Prep Time 15 minutes
Cook Time 30 minutes
Total Time 45 minutes
Servings: 4 bowls
Course: Soups
Cuisine: Italian
Calories: 350

Ingredients
  

For the Base
  • 2 tablespoons Olive Oil Can use vegetable oil in a pinch.
  • 1 bulb Fennel Use only the white part, cut into ½-inch dice.
  • 1 large Yellow Onion Diced into ½-inch pieces.
  • 3 cloves Garlic Minced or pressed for best results.
  • 1 teaspoon Whole Fennel Seeds Can lightly crush them for stronger flavor.
  • ½ teaspoon Red Pepper Flakes Adjust quantity based on spice preference.
  • 28 ounces Canned Crushed Tomatoes Use a quality brand for the best flavor.
  • 2 cups Seafood Stock Clam juice can be a quick alternative.
  • ½ cup Dry White Wine Use a wine you enjoy drinking—avoid cooking wine.
  • 1 teaspoon Kosher Salt Use to taste.
  • to taste Black Pepper Recommended measurements provided.
For the Seafood
  • 1 pound Cod Fillets Cut into 2-inch pieces, skin removed.
  • 1 pound Large Shrimp Peeled and deveined beforehand.
  • ½ pound Sea Scallops Should be halved crosswise for even cooking.
  • 1 pound Mussels Scrubbed and deveined; discard open mussels before cooking.
  • 1 pound Littleneck Clams Alternatives can be included based on availability.
For the Finish
  • 2 tablespoons Anise-Flavored Liqueur Pernod or Pastis; ouzo or sambuca may work.
  • ¼ cup Fresh Parsley Minced before serving for freshness.

Equipment

  • heavy pot or Dutch oven

Method
 

Step-by-Step Instructions
  1. Heat 2 tablespoons of olive oil in a heavy pot or Dutch oven over medium heat.

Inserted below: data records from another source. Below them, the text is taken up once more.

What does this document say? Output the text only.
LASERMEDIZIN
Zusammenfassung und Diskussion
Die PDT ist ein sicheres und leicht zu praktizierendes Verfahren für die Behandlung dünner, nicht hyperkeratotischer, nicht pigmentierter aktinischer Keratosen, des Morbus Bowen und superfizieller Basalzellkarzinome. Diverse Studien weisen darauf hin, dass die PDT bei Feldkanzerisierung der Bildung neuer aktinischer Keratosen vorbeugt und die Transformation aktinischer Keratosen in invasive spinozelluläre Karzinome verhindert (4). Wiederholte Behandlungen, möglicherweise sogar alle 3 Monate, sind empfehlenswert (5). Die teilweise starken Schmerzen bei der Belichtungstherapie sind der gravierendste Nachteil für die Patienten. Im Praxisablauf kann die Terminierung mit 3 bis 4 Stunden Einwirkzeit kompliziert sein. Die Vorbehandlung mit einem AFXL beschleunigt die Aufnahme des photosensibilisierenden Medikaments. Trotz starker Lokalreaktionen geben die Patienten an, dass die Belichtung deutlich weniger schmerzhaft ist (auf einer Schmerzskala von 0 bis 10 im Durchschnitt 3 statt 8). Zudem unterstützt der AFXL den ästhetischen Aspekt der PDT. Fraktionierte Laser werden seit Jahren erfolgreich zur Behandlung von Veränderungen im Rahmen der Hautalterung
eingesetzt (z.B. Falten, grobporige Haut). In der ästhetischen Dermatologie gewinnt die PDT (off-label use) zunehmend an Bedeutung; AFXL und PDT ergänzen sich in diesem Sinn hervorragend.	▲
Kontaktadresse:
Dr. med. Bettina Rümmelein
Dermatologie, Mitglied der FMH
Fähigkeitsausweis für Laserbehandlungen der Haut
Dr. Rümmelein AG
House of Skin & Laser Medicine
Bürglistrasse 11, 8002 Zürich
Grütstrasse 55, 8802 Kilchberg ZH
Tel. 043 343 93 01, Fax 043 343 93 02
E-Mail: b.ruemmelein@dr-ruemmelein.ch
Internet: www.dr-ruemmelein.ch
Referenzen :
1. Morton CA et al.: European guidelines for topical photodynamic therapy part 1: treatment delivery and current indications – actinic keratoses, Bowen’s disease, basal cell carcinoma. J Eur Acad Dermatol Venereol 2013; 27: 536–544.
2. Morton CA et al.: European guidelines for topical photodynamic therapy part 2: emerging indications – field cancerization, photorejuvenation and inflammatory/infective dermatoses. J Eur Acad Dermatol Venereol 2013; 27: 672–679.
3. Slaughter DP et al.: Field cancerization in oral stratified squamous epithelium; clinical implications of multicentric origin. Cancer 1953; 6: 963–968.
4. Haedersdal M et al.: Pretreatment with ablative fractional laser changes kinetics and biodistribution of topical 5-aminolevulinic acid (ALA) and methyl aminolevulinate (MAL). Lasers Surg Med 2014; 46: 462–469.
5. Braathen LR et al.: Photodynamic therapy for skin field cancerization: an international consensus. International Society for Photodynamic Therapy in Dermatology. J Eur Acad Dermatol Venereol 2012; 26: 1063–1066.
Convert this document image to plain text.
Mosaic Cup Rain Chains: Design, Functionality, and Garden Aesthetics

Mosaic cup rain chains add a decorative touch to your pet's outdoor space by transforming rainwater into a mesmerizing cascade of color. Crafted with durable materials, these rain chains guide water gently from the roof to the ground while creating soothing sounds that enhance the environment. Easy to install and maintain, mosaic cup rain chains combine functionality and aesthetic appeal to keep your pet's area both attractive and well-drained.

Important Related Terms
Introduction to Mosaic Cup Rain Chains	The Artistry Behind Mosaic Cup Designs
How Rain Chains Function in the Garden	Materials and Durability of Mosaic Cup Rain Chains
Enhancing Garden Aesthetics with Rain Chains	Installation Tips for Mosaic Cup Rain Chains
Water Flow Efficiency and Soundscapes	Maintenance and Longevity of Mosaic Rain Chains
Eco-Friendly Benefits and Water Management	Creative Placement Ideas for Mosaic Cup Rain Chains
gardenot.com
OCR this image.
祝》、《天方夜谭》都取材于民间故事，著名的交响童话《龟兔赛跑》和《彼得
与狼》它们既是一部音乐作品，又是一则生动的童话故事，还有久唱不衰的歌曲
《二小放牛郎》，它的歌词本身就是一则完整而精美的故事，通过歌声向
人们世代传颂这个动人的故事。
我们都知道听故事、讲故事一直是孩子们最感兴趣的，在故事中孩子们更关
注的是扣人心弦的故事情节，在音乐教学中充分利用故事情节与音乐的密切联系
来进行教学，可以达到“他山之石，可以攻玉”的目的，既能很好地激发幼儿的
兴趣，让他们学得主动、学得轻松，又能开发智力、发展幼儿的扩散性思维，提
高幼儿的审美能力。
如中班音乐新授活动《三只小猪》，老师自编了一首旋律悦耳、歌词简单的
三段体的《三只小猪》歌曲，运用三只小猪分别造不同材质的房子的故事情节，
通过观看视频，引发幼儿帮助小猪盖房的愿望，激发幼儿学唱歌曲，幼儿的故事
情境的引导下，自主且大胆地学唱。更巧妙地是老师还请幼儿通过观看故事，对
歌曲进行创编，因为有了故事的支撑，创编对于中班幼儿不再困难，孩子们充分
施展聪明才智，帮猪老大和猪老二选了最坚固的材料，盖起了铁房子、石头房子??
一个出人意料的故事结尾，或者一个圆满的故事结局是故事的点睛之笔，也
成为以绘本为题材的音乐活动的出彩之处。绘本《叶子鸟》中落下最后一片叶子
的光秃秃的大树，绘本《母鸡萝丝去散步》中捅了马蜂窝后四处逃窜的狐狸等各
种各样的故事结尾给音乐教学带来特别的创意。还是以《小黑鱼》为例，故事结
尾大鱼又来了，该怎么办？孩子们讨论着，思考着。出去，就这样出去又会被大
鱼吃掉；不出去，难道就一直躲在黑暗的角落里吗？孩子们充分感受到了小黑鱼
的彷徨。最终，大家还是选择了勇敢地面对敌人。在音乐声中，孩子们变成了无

Add the diced fennel and onion, sautéing for about 10 minutes until tender and translucent.
  2. Add 3 minced garlic cloves, 1 teaspoon of whole fennel seeds, and ½ teaspoon of red pepper flakes. Cook for another 2 minutes until fragrant.
  3. Stir in 28 ounces of canned crushed tomatoes, 2 cups of seafood stock, and ½ cup of dry white wine along with 1 teaspoon of kosher salt and freshly ground black pepper to taste. Bring to a gentle boil and simmer uncovered for about 30 minutes.
  4. Gently add 1 pound of cod fillets, 1 pound of large shrimp, ½ pound of halved sea scallops, and 1 pound of scrubbed mussels to the pot without stirring. Cover and simmer for 10 minutes.
  5. Stir in 2 tablespoons of anise-flavored liqueur and cover again for an additional 3 minutes. Discard any unopened mussels.
  6. Ladle the cioppino into bowls, garnishing with freshly minced parsley. Serve immediately with slices of crusty sourdough baguette.

Nutrition

Serving: 1bowlCalories: 350kcalCarbohydrates: 28gProtein: 40gFat: 10gSaturated Fat: 1.5gPolyunsaturated Fat: 0.5gMonounsaturated Fat: 3gCholesterol: 150mgSodium: 780mgPotassium: 800mgFiber: 4gSugar: 6gVitamin A: 15IUVitamin C: 25mgCalcium: 40mgIron: 4mg

Notes

Make the broth ahead: Prepare and refrigerate the stew base up to 2 days in advance. Always opt for the freshest seafood available and discard shellfish that don’t open during cooking for safety.